Districts Often Lack Resources To Make Discipline Changes.
Nirvi Shah writes at the Education Week (5/1, Shah) "Rules of Engagement" blog that though a survey of the American Association of School Administrators found that many districts are "changing their codes of conduct in a way that limits the use of out-of-school suspension and expulsion and defines the role of law enforcement in school," many of them lack the financial and staffing resources to implement such changes.
Researchers Lament High Suspension Numbers.
Speaking on NPR Tell Me More (4/30), author Daniel Losen discusses the reasons for and consequences of high middle and high school suspension rates, which "have risen dramatically in recent years" and affect male students of color and students with disabilities at a disproportionate rate.
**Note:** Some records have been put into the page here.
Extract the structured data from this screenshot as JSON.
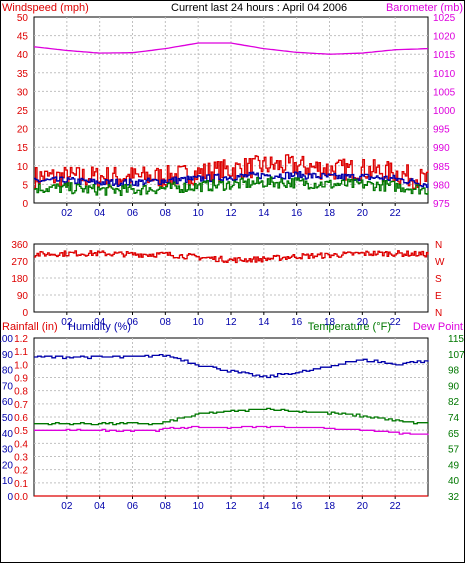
{
  "header": {
    "windspeed_label": "Windspeed (mph)",
    "title": "Current last 24 hours : April 04 2006",
    "barometer_label": "Barometer (mb)"
  },
  "colors": {
    "red": "#dd0000",
    "blue": "#0000aa",
    "green": "#007700",
    "magenta": "#dd00dd",
    "grid": "#c0c0c0",
    "frame": "#000000"
  },
  "chart_data": [
    {
      "type": "line",
      "name": "wind-barometer",
      "x_tick_labels": [
        "02",
        "04",
        "06",
        "08",
        "10",
        "12",
        "14",
        "16",
        "18",
        "20",
        "22"
      ],
      "x_range": [
        0,
        24
      ],
      "left_axis": {
        "label": "Windspeed (mph)",
        "ticks": [
          "0",
          "5",
          "10",
          "15",
          "20",
          "25",
          "30",
          "35",
          "40",
          "45",
          "50"
        ],
        "range": [
          0,
          50
        ]
      },
      "right_axis": {
        "label": "Barometer (mb)",
        "ticks": [
          "975",
          "980",
          "985",
          "990",
          "995",
          "1000",
          "1005",
          "1010",
          "1015",
          "1020",
          "1025"
        ],
        "range": [
          975,
          1025
        ]
      },
      "series": [
        {
          "name": "Windspeed (mph)",
          "axis": "left",
          "color": "#dd0000",
          "style": "noisy",
          "x": [
            0,
            2,
            4,
            6,
            8,
            10,
            12,
            14,
            16,
            18,
            20,
            22,
            24
          ],
          "y": [
            7,
            7,
            7,
            7,
            7,
            8,
            9,
            10,
            10,
            9,
            9,
            8,
            6
          ],
          "noise": 3
        },
        {
          "name": "",
          "axis": "left",
          "color": "#0000aa",
          "style": "noisy",
          "x": [
            0,
            2,
            4,
            6,
            8,
            10,
            12,
            14,
            16,
            18,
            20,
            22,
            24
          ],
          "y": [
            6,
            6,
            5.5,
            5.5,
            6,
            6.5,
            7,
            7.5,
            7.5,
            7,
            7,
            6.5,
            5
          ],
          "noise": 1
        },
        {
          "name": "",
          "axis": "left",
          "color": "#007700",
          "style": "noisy",
          "x": [
            0,
            2,
            4,
            6,
            8,
            10,
            12,
            14,
            16,
            18,
            20,
            22,
            24
          ],
          "y": [
            4,
            4,
            3.5,
            3.5,
            4,
            4.5,
            5,
            5.5,
            5.5,
            5,
            5,
            4.5,
            3.5
          ],
          "noise": 1.5
        },
        {
          "name": "Barometer (mb)",
          "axis": "right",
          "color": "#dd00dd",
          "style": "smooth",
          "x": [
            0,
            2,
            4,
            6,
            8,
            10,
            12,
            14,
            16,
            18,
            20,
            22,
            24
          ],
          "y": [
            1017,
            1016,
            1015.3,
            1015.4,
            1016.5,
            1018,
            1018,
            1016.5,
            1015.5,
            1015,
            1015.3,
            1016.2,
            1016.5
          ]
        }
      ]
    },
    {
      "type": "line",
      "name": "wind-direction",
      "x_tick_labels": [
        "02",
        "04",
        "06",
        "08",
        "10",
        "12",
        "14",
        "16",
        "18",
        "20",
        "22"
      ],
      "x_range": [
        0,
        24
      ],
      "left_axis": {
        "label": "",
        "ticks": [
          "0",
          "90",
          "180",
          "270",
          "360"
        ],
        "range": [
          0,
          360
        ]
      },
      "right_axis": {
        "label": "",
        "ticks": [
          "N",
          "E",
          "S",
          "W",
          "N"
        ],
        "range": [
          0,
          360
        ]
      },
      "series": [
        {
          "name": "",
          "axis": "left",
          "color": "#dd0000",
          "style": "noisy",
          "x": [
            0,
            2,
            4,
            6,
            8,
            10,
            12,
            14,
            16,
            18,
            20,
            22,
            24
          ],
          "y": [
            305,
            310,
            310,
            305,
            305,
            290,
            275,
            280,
            295,
            300,
            310,
            310,
            305
          ],
          "noise": 15
        }
      ]
    },
    {
      "type": "line",
      "name": "humidity-temperature",
      "x_tick_labels": [
        "02",
        "04",
        "06",
        "08",
        "10",
        "12",
        "14",
        "16",
        "18",
        "20",
        "22"
      ],
      "x_range": [
        0,
        24
      ],
      "left_label_rain": "Rainfall (in)",
      "left_label_humidity": "Humidity (%)",
      "right_label_temp": "Temperature (°F)",
      "right_label_dew": "Dew Point",
      "rain_axis": {
        "ticks": [
          "0.0",
          "0.1",
          "0.2",
          "0.3",
          "0.4",
          "0.5",
          "0.6",
          "0.7",
          "0.8",
          "0.9",
          "1.0",
          "1.1",
          "1.2"
        ],
        "range": [
          0,
          1.2
        ]
      },
      "humidity_axis": {
        "ticks": [
          "0",
          "10",
          "20",
          "30",
          "40",
          "50",
          "60",
          "70",
          "80",
          "90",
          "100"
        ],
        "range": [
          0,
          100
        ]
      },
      "temp_axis": {
        "ticks": [
          "32",
          "40",
          "49",
          "57",
          "65",
          "74",
          "82",
          "90",
          "98",
          "107",
          "115"
        ],
        "range": [
          32,
          115
        ]
      },
      "series": [
        {
          "name": "Humidity (%)",
          "axis": "humidity",
          "color": "#0000aa",
          "style": "step",
          "x": [
            0,
            2,
            4,
            6,
            7.5,
            8,
            9,
            10,
            11,
            12,
            13,
            14,
            15,
            16,
            17,
            18,
            19,
            20,
            21,
            22,
            23,
            24
          ],
          "y": [
            88,
            88,
            88,
            88,
            89,
            89,
            86,
            83,
            81,
            79,
            77,
            75,
            77,
            78,
            80,
            82,
            85,
            86,
            85,
            83,
            85,
            85
          ],
          "noise": 0.8
        },
        {
          "name": "Temperature (°F)",
          "axis": "temp",
          "color": "#007700",
          "style": "step",
          "x": [
            0,
            2,
            4,
            6,
            7.5,
            8,
            9,
            10,
            11,
            12,
            13,
            14,
            15,
            16,
            17,
            18,
            19,
            20,
            21,
            22,
            23,
            24
          ],
          "y": [
            70,
            70,
            70,
            70,
            70,
            71,
            73,
            75,
            76,
            76.5,
            77,
            78,
            77,
            76.5,
            76,
            75.5,
            75,
            74,
            73,
            71.5,
            70.5,
            70
          ],
          "noise": 0.5
        },
        {
          "name": "Dew Point",
          "axis": "temp",
          "color": "#dd00dd",
          "style": "step",
          "x": [
            0,
            2,
            4,
            6,
            7.5,
            8,
            9,
            10,
            11,
            12,
            13,
            14,
            15,
            16,
            17,
            18,
            19,
            20,
            21,
            22,
            23,
            24
          ],
          "y": [
            66.5,
            66.5,
            66.5,
            66.5,
            66.5,
            67.5,
            68,
            68,
            68,
            68,
            68.5,
            68.5,
            68.5,
            68,
            68,
            67.5,
            67,
            66.5,
            66,
            65,
            64.5,
            64
          ],
          "noise": 0.3
        },
        {
          "name": "Rainfall (in)",
          "axis": "rain",
          "color": "#dd0000",
          "style": "flat",
          "x": [
            0,
            24
          ],
          "y": [
            0.0,
            0.0
          ]
        }
      ]
    }
  ]
}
The conversation focuses on a study from the Center for Civil Rights Remedies which found that "suspending kids actually leads to more drop-outs."
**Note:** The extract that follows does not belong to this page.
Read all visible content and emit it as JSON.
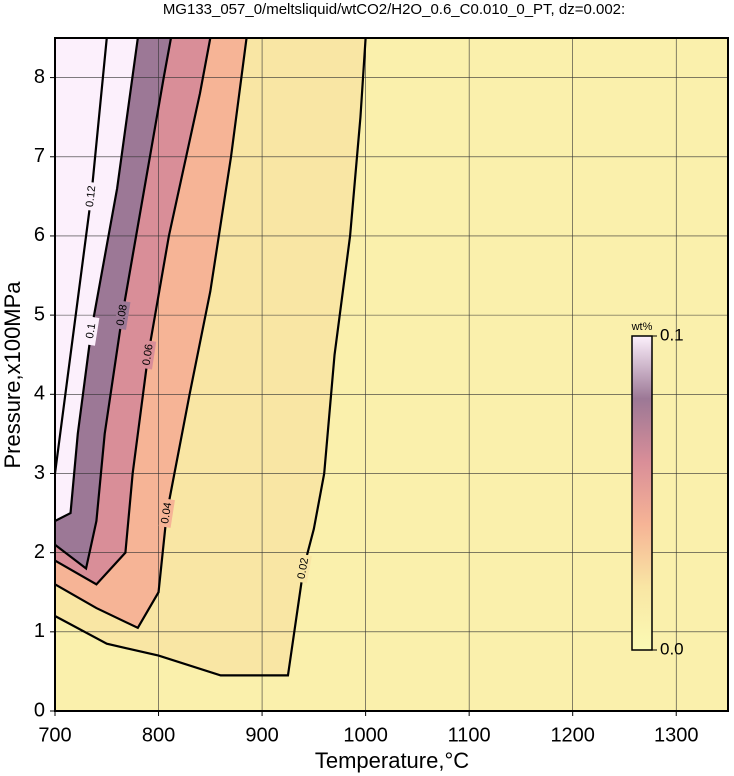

Researchers Call On Schools To Stop Using Term "Bullying."
USA Today (4/30, Toppo) reports that according to a group of researchers, "schools that want to do a better job fighting bullying" should "stop using the term 'bullying.'" The researchers argue that overuse of the word obscures the problem, and that educators are "often hampered by policies that require mistreatment to be repetitive, for example, part of the classic definition of bullying."